Numerical simulation and analysis of multi-scale cavitating flows

Abstract

Cavitating flows include vapour structures with a wide range of different length scales, from micro-bubbles to large cavities. The correct estimation of small-scale cavities can be as important as that of large-scale structures, because cavitation inception as well as the resulting noise, erosion and strong vibrations occur at small time and length scales. In this study, a multi-scale cavitating flow around a sharp-edged bluff body is investigated. For numerical analysis, while popular homogeneous mixture models are practical options for large-scale applications, they are normally limited in the representation of small-scale cavities. Therefore, a hybrid cavitation model is developed by coupling a mixture model with a Lagrangian bubble model.
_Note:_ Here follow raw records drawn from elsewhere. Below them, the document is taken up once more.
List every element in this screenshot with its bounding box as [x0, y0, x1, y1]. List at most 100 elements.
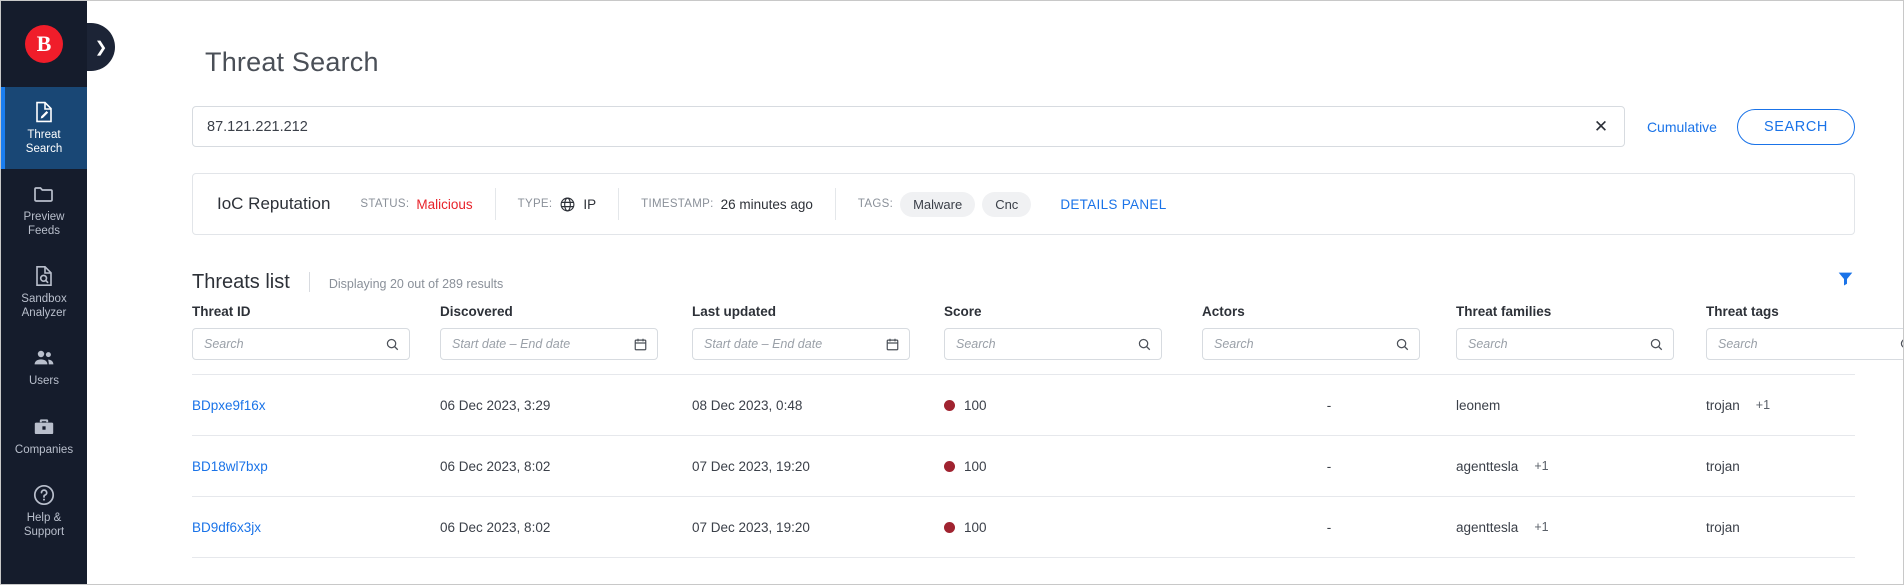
column-header-last-updated: Last updated: [692, 304, 777, 319]
cell-discovered: 06 Dec 2023, 8:02: [440, 496, 692, 558]
filter-input-last-updated[interactable]: [704, 337, 885, 351]
ioc-status: STATUS: Malicious: [360, 188, 494, 220]
family-name: agenttesla: [1456, 458, 1519, 474]
calendar-icon[interactable]: [885, 337, 900, 352]
filter-threat-families[interactable]: [1456, 328, 1674, 360]
column-header-threat-tags: Threat tags: [1706, 304, 1779, 319]
divider: [308, 271, 310, 292]
sidebar-item-label: Companies: [14, 443, 74, 456]
cell-last-updated: 08 Dec 2023, 0:48: [692, 374, 944, 436]
sidebar-item-help-support[interactable]: Help & Support: [1, 470, 87, 552]
cell-actors: -: [1202, 374, 1456, 436]
family-name: leonem: [1456, 397, 1501, 413]
score-dot-icon: [944, 521, 955, 533]
filter-threat-tags[interactable]: [1706, 328, 1903, 360]
page-title: Threat Search: [205, 47, 379, 77]
search-row: ✕ Cumulative SEARCH: [87, 78, 1903, 147]
score-value: 100: [964, 519, 987, 535]
tag-chip: Cnc: [982, 191, 1032, 217]
details-panel-link[interactable]: DETAILS PANEL: [1060, 197, 1166, 212]
sidebar-item-label: Preview Feeds: [23, 211, 65, 237]
search-icon[interactable]: [1395, 337, 1410, 352]
sidebar-item-label: Threat Search: [25, 129, 63, 155]
cell-score: 100: [944, 459, 1202, 474]
cell-actors: -: [1202, 435, 1456, 497]
search-icon[interactable]: [1899, 337, 1903, 352]
threat-id-link[interactable]: BD18wl7bxp: [192, 459, 268, 474]
cell-actors: -: [1202, 496, 1456, 558]
sidebar-item-users[interactable]: Users: [1, 333, 87, 402]
threats-table: Threat ID Discovered Last updated Score …: [192, 304, 1903, 558]
ioc-tags: TAGS: Malware Cnc DETAILS PANEL: [834, 188, 1189, 220]
status-badge: Malicious: [416, 196, 473, 212]
tag-name: trojan: [1706, 519, 1740, 535]
ioc-timestamp-label: TIMESTAMP:: [641, 198, 714, 210]
filter-input-threat-tags[interactable]: [1718, 337, 1899, 351]
filter-threat-id[interactable]: [192, 328, 410, 360]
table-row[interactable]: BDpxe9f16x 06 Dec 2023, 3:29 08 Dec 2023…: [192, 374, 1855, 436]
ioc-title: IoC Reputation: [217, 194, 331, 213]
search-icon[interactable]: [1137, 337, 1152, 352]
table-filter-row: [192, 328, 1903, 375]
tag-more-count[interactable]: +1: [1756, 398, 1770, 412]
users-icon: [32, 346, 56, 370]
cell-score: 100: [944, 398, 1202, 413]
filter-last-updated[interactable]: [692, 328, 910, 360]
close-icon[interactable]: ✕: [1590, 116, 1612, 138]
ioc-type: TYPE: IP: [494, 188, 619, 220]
sidebar-item-label: Help & Support: [23, 512, 65, 538]
ioc-status-label: STATUS:: [360, 198, 410, 210]
column-header-discovered: Discovered: [440, 304, 513, 319]
chevron-right-icon: ❯: [94, 39, 108, 56]
filter-discovered[interactable]: [440, 328, 658, 360]
filter-score[interactable]: [944, 328, 1162, 360]
filter-input-threat-id[interactable]: [204, 337, 385, 351]
filter-input-discovered[interactable]: [452, 337, 633, 351]
logo-letter: B: [25, 25, 63, 63]
sidebar-item-companies[interactable]: Companies: [1, 402, 87, 471]
brand-logo[interactable]: B: [1, 1, 87, 87]
table-row[interactable]: BD9df6x3jx 06 Dec 2023, 8:02 07 Dec 2023…: [192, 496, 1855, 558]
family-name: agenttesla: [1456, 519, 1519, 535]
sidebar-item-label: Users: [28, 375, 60, 387]
ioc-timestamp-value: 26 minutes ago: [720, 196, 813, 212]
sidebar-item-threat-search[interactable]: Threat Search: [1, 87, 87, 169]
family-more-count[interactable]: +1: [1534, 520, 1548, 534]
sidebar-item-preview-feeds[interactable]: Preview Feeds: [1, 169, 87, 251]
app-window: B Threat Search Preview Feeds Sandbox An…: [0, 0, 1904, 585]
search-box[interactable]: ✕: [192, 106, 1625, 147]
filter-input-threat-families[interactable]: [1468, 337, 1649, 351]
tag-name: trojan: [1706, 397, 1740, 413]
document-pencil-icon: [32, 100, 56, 124]
table-row[interactable]: BD18wl7bxp 06 Dec 2023, 8:02 07 Dec 2023…: [192, 435, 1855, 497]
cell-threat-tags: trojan +1: [1706, 398, 1855, 413]
search-button[interactable]: SEARCH: [1736, 108, 1855, 145]
cell-score: 100: [944, 520, 1202, 535]
threat-id-link[interactable]: BDpxe9f16x: [192, 398, 266, 413]
score-dot-icon: [944, 460, 955, 472]
cell-threat-tags: trojan: [1706, 459, 1855, 474]
threats-list-header: Threats list Displaying 20 out of 289 re…: [87, 235, 1903, 294]
ioc-type-label: TYPE:: [517, 198, 553, 210]
filter-input-actors[interactable]: [1214, 337, 1395, 351]
ioc-type-value: IP: [583, 196, 597, 212]
ioc-reputation-card: IoC Reputation STATUS: Malicious TYPE: I…: [192, 173, 1855, 235]
filter-actors[interactable]: [1202, 328, 1420, 360]
filter-input-score[interactable]: [956, 337, 1137, 351]
search-input[interactable]: [207, 118, 1590, 135]
document-search-icon: [32, 264, 56, 288]
threats-result-count: Displaying 20 out of 289 results: [328, 277, 504, 291]
calendar-icon[interactable]: [633, 337, 648, 352]
family-more-count[interactable]: +1: [1534, 459, 1548, 473]
score-value: 100: [964, 397, 987, 413]
cumulative-link[interactable]: Cumulative: [1647, 119, 1717, 135]
threat-id-link[interactable]: BD9df6x3jx: [192, 520, 261, 535]
search-icon[interactable]: [385, 337, 400, 352]
funnel-icon[interactable]: [1836, 269, 1855, 288]
question-circle-icon: [32, 483, 56, 507]
sidebar-item-label: Sandbox Analyzer: [21, 293, 67, 319]
tag-chip: Malware: [900, 191, 976, 217]
column-header-threat-id: Threat ID: [192, 304, 251, 319]
sidebar-item-sandbox-analyzer[interactable]: Sandbox Analyzer: [1, 251, 87, 333]
search-icon[interactable]: [1649, 337, 1664, 352]
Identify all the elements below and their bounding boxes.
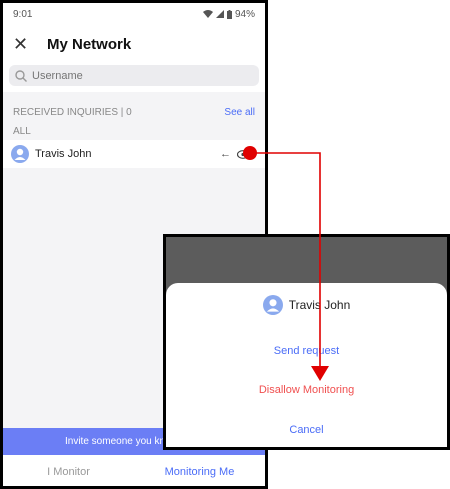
received-inquiries-header: RECEIVED INQUIRIES | 0 See all (3, 92, 265, 122)
close-icon[interactable]: ✕ (13, 34, 39, 55)
status-time: 9:01 (13, 8, 33, 20)
tab-monitoring-me[interactable]: Monitoring Me (134, 466, 265, 478)
cancel-button[interactable]: Cancel (166, 424, 447, 436)
sheet-user-name: Travis John (288, 298, 351, 312)
send-request-button[interactable]: Send request (166, 345, 447, 357)
battery-level: 94% (234, 8, 255, 20)
search-input[interactable] (32, 69, 232, 82)
action-sheet: Travis John Send request Disallow Monito… (166, 283, 447, 447)
received-inquiries-label: RECEIVED INQUIRIES | 0 (13, 107, 132, 118)
invite-label: Invite someone you kno (65, 436, 171, 447)
header: ✕ My Network (3, 25, 265, 63)
status-bar: 9:01 94% (3, 3, 265, 25)
contact-name: Travis John (35, 148, 92, 160)
action-sheet-zoom: Travis John Send request Disallow Monito… (163, 234, 450, 450)
contact-actions: ← (220, 148, 249, 160)
status-indicators: 94% (202, 8, 255, 20)
arrow-left-icon: ← (220, 148, 231, 160)
sheet-user: Travis John (166, 295, 447, 315)
disallow-monitoring-button[interactable]: Disallow Monitoring (166, 384, 447, 396)
see-all-link[interactable]: See all (224, 107, 255, 118)
all-section-label: ALL (13, 126, 31, 137)
bottom-tabs: I Monitor Monitoring Me (3, 455, 265, 486)
contact-info: Travis John (11, 145, 91, 163)
battery-icon (226, 9, 232, 19)
page-title: My Network (47, 35, 132, 53)
tab-i-monitor[interactable]: I Monitor (3, 466, 134, 478)
search-icon (15, 69, 27, 82)
avatar (11, 145, 29, 163)
wifi-icon (202, 10, 213, 18)
signal-icon (215, 10, 224, 18)
search-box[interactable] (9, 65, 259, 86)
search-container (3, 63, 265, 92)
avatar (262, 295, 283, 315)
list-item[interactable]: Travis John ← (3, 140, 265, 168)
eye-icon[interactable] (237, 149, 249, 159)
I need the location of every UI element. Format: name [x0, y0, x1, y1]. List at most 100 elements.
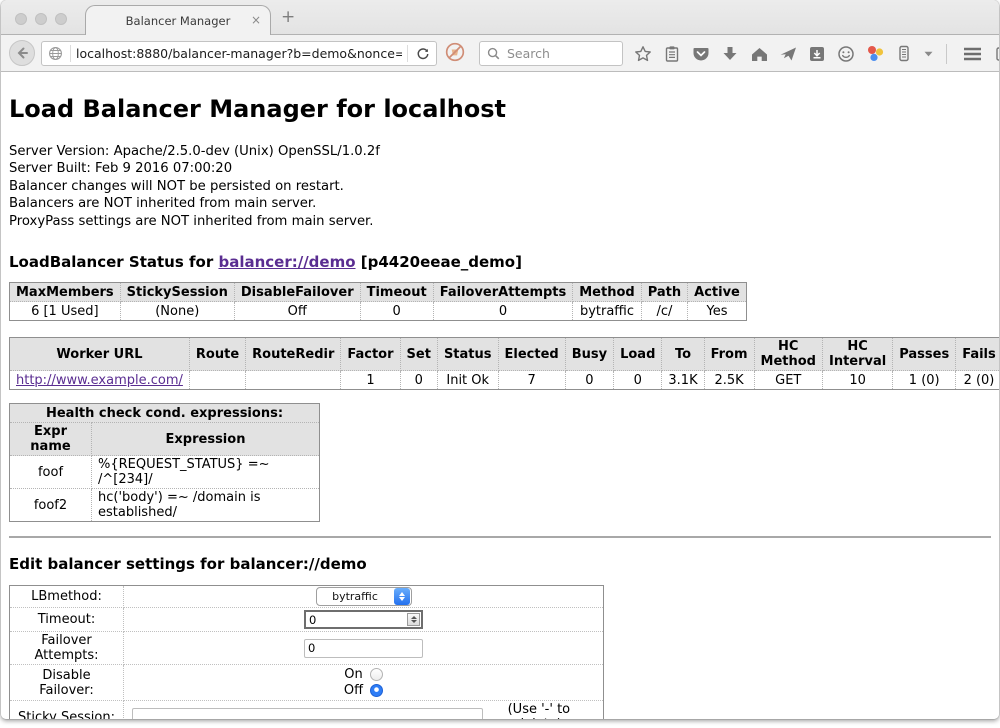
- bookmark-star-icon[interactable]: [633, 44, 653, 64]
- search-bar[interactable]: [479, 41, 623, 66]
- expr-name-cell: foof: [10, 456, 92, 489]
- column-header: Active: [688, 283, 747, 302]
- reading-list-icon[interactable]: [662, 44, 682, 64]
- column-header: Status: [437, 338, 498, 371]
- number-spinner-icon[interactable]: [407, 613, 420, 626]
- save-box-icon[interactable]: [807, 44, 827, 64]
- disable-failover-value-cell: On Off: [124, 665, 604, 701]
- sticky-session-row: Sticky Session: (Use '-' to delete): [10, 701, 604, 719]
- table-cell: 2 (0): [956, 371, 999, 390]
- failover-value-cell: [124, 632, 604, 665]
- menu-hamburger-icon[interactable]: [960, 44, 984, 64]
- url-text[interactable]: localhost:8880/balancer-manager?b=demo&n…: [76, 46, 402, 61]
- column-header: HC Method: [754, 338, 822, 371]
- table-cell: GET: [754, 371, 822, 390]
- timeout-value-cell: 0: [124, 608, 604, 632]
- lbmethod-value-cell: bytraffic: [124, 586, 604, 608]
- column-header: From: [704, 338, 754, 371]
- expr-name-cell: foof2: [10, 489, 92, 522]
- table-cell: Off: [234, 302, 360, 321]
- select-stepper-icon: [394, 588, 410, 605]
- health-table-title: Health check cond. expressions:: [10, 404, 320, 423]
- column-header: DisableFailover: [234, 283, 360, 302]
- content-blocker-icon[interactable]: [445, 42, 465, 62]
- new-tab-button[interactable]: +: [281, 9, 295, 25]
- table-cell: 0: [433, 302, 573, 321]
- column-header: MaxMembers: [10, 283, 121, 302]
- column-header: Fails: [956, 338, 999, 371]
- toolbar-icon-strip: [633, 35, 999, 72]
- persist-notice-line: Balancer changes will NOT be persisted o…: [9, 178, 991, 195]
- column-header: Route: [189, 338, 245, 371]
- status-heading-prefix: LoadBalancer Status for: [9, 253, 218, 271]
- back-icon: [15, 46, 29, 60]
- column-header: Factor: [341, 338, 400, 371]
- lbmethod-select[interactable]: bytraffic: [316, 587, 412, 606]
- zoom-window-button[interactable]: [55, 13, 67, 25]
- table-cell: (None): [120, 302, 234, 321]
- home-icon[interactable]: [749, 44, 769, 64]
- customize-grid-icon[interactable]: [993, 44, 999, 64]
- expr-value-cell: hc('body') =~ /domain is established/: [92, 489, 320, 522]
- container-battery-icon[interactable]: [894, 44, 914, 64]
- sticky-session-input[interactable]: [132, 708, 483, 719]
- column-header: FailoverAttempts: [433, 283, 573, 302]
- status-heading-suffix: [p4420eeae_demo]: [356, 253, 522, 271]
- column-header: Busy: [565, 338, 613, 371]
- table-cell: [189, 371, 245, 390]
- failover-attempts-row: Failover Attempts:: [10, 632, 604, 665]
- failover-attempts-input[interactable]: [304, 639, 423, 658]
- back-button[interactable]: [9, 40, 35, 66]
- worker-header-row: Worker URL Route RouteRedir Factor Set S…: [10, 338, 1000, 371]
- timeout-value: 0: [309, 613, 407, 627]
- table-cell: 0: [400, 371, 437, 390]
- column-header: Expr name: [10, 423, 92, 456]
- expr-value-cell: %{REQUEST_STATUS} =~ /^[234]/: [92, 456, 320, 489]
- send-plane-icon[interactable]: [778, 44, 798, 64]
- close-window-button[interactable]: [15, 13, 27, 25]
- pocket-icon[interactable]: [691, 44, 711, 64]
- balancers-notice-line: Balancers are NOT inherited from main se…: [9, 195, 991, 212]
- tab-balancer-manager[interactable]: Balancer Manager ×: [85, 5, 271, 35]
- dropdown-caret-icon[interactable]: [923, 44, 933, 64]
- health-check-table: Health check cond. expressions: Expr nam…: [9, 403, 320, 522]
- globe-icon[interactable]: [45, 44, 65, 64]
- table-cell: 1: [341, 371, 400, 390]
- navigation-toolbar: localhost:8880/balancer-manager?b=demo&n…: [1, 35, 999, 72]
- timeout-input[interactable]: 0: [304, 610, 423, 629]
- table-cell: Init Ok: [437, 371, 498, 390]
- minimize-window-button[interactable]: [35, 13, 47, 25]
- worker-status-table: Worker URL Route RouteRedir Factor Set S…: [9, 337, 999, 390]
- table-cell: 0: [360, 302, 433, 321]
- column-header: Method: [573, 283, 641, 302]
- color-dots-icon[interactable]: [865, 44, 885, 64]
- column-header: Expression: [92, 423, 320, 456]
- chat-smiley-icon[interactable]: [836, 44, 856, 64]
- sticky-session-hint: (Use '-' to delete): [483, 702, 595, 719]
- disable-failover-label: Disable Failover:: [10, 665, 124, 701]
- url-bar[interactable]: localhost:8880/balancer-manager?b=demo&n…: [41, 41, 437, 66]
- health-expr-row: foof %{REQUEST_STATUS} =~ /^[234]/: [10, 456, 320, 489]
- column-header: HC Interval: [822, 338, 892, 371]
- reload-icon[interactable]: [413, 44, 433, 64]
- column-header: Path: [641, 283, 687, 302]
- server-info: Server Version: Apache/2.5.0-dev (Unix) …: [9, 143, 991, 230]
- worker-url-link[interactable]: http://www.example.com/: [16, 373, 183, 388]
- balancer-demo-link[interactable]: balancer://demo: [218, 253, 355, 271]
- tab-close-icon[interactable]: ×: [251, 13, 261, 27]
- health-expr-row: foof2 hc('body') =~ /domain is establish…: [10, 489, 320, 522]
- radio-on-label: On: [344, 667, 362, 683]
- table-cell: 6 [1 Used]: [10, 302, 121, 321]
- timeout-label: Timeout:: [10, 608, 124, 632]
- column-header: RouteRedir: [246, 338, 341, 371]
- search-input[interactable]: [505, 45, 605, 62]
- radio-off[interactable]: [370, 684, 383, 697]
- table-cell: Yes: [688, 302, 747, 321]
- radio-on[interactable]: [370, 668, 383, 681]
- column-header: Load: [614, 338, 662, 371]
- column-header: Set: [400, 338, 437, 371]
- download-arrow-icon[interactable]: [720, 44, 740, 64]
- search-icon: [486, 47, 500, 61]
- table-cell: 1 (0): [893, 371, 956, 390]
- radio-off-label: Off: [344, 683, 363, 699]
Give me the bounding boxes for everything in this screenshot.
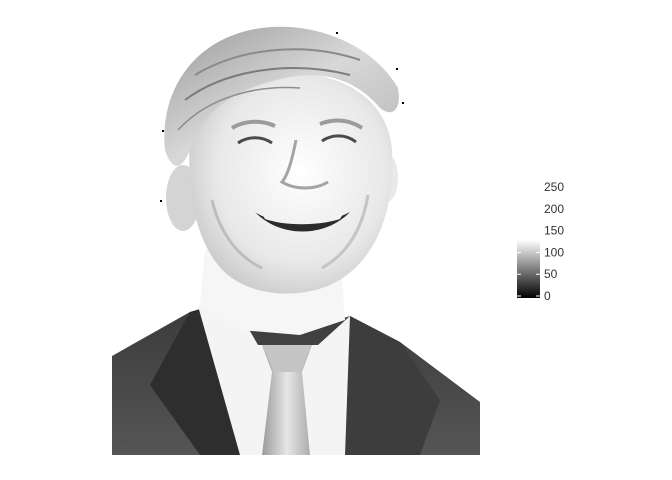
raster-right-lapel (345, 316, 440, 455)
image-raster (112, 26, 480, 455)
legend-colorbar (517, 240, 540, 298)
color-legend: 0 50 100 150 200 250 (517, 180, 564, 303)
legend-tick-label: 100 (544, 245, 564, 259)
legend-tick-label: 50 (544, 267, 558, 281)
legend-tick-label: 150 (544, 224, 564, 238)
raster-speck (336, 32, 338, 34)
chart-canvas: 0 50 100 150 200 250 (112, 26, 564, 455)
raster-speck (160, 200, 162, 202)
legend-tick-label: 0 (544, 289, 551, 303)
raster-speck (402, 102, 404, 104)
raster-speck (162, 130, 164, 132)
legend-tick-label: 200 (544, 202, 564, 216)
legend-tick-label: 250 (544, 180, 564, 194)
raster-speck (396, 68, 398, 70)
The Lagrangian model is based on a four-way coupling approach, which includes new submodels, to consider various small-scale phenomena in cavitation dynamics. Additionally, the coupling of the mixture and the Lagrangian models is based on an improved algorithm that is compatible with the flow physics. The numerical analysis provides a detailed description of the multi-scale dynamics of cavities as well as the interactions between vapour structures of various scales and the continuous flow. The results, among others, show that small-scale cavities not only are important at the inception and collapse steps, but also influence the development of large-scale structures. Furthermore, a comparison of the results with those from experiment shows considerable improvements in both predicting the large cavities and capturing the small-scale structures using the hybrid model. More accurate results (compared with the traditional mixture model) can be achieved even with a lower mesh resolution.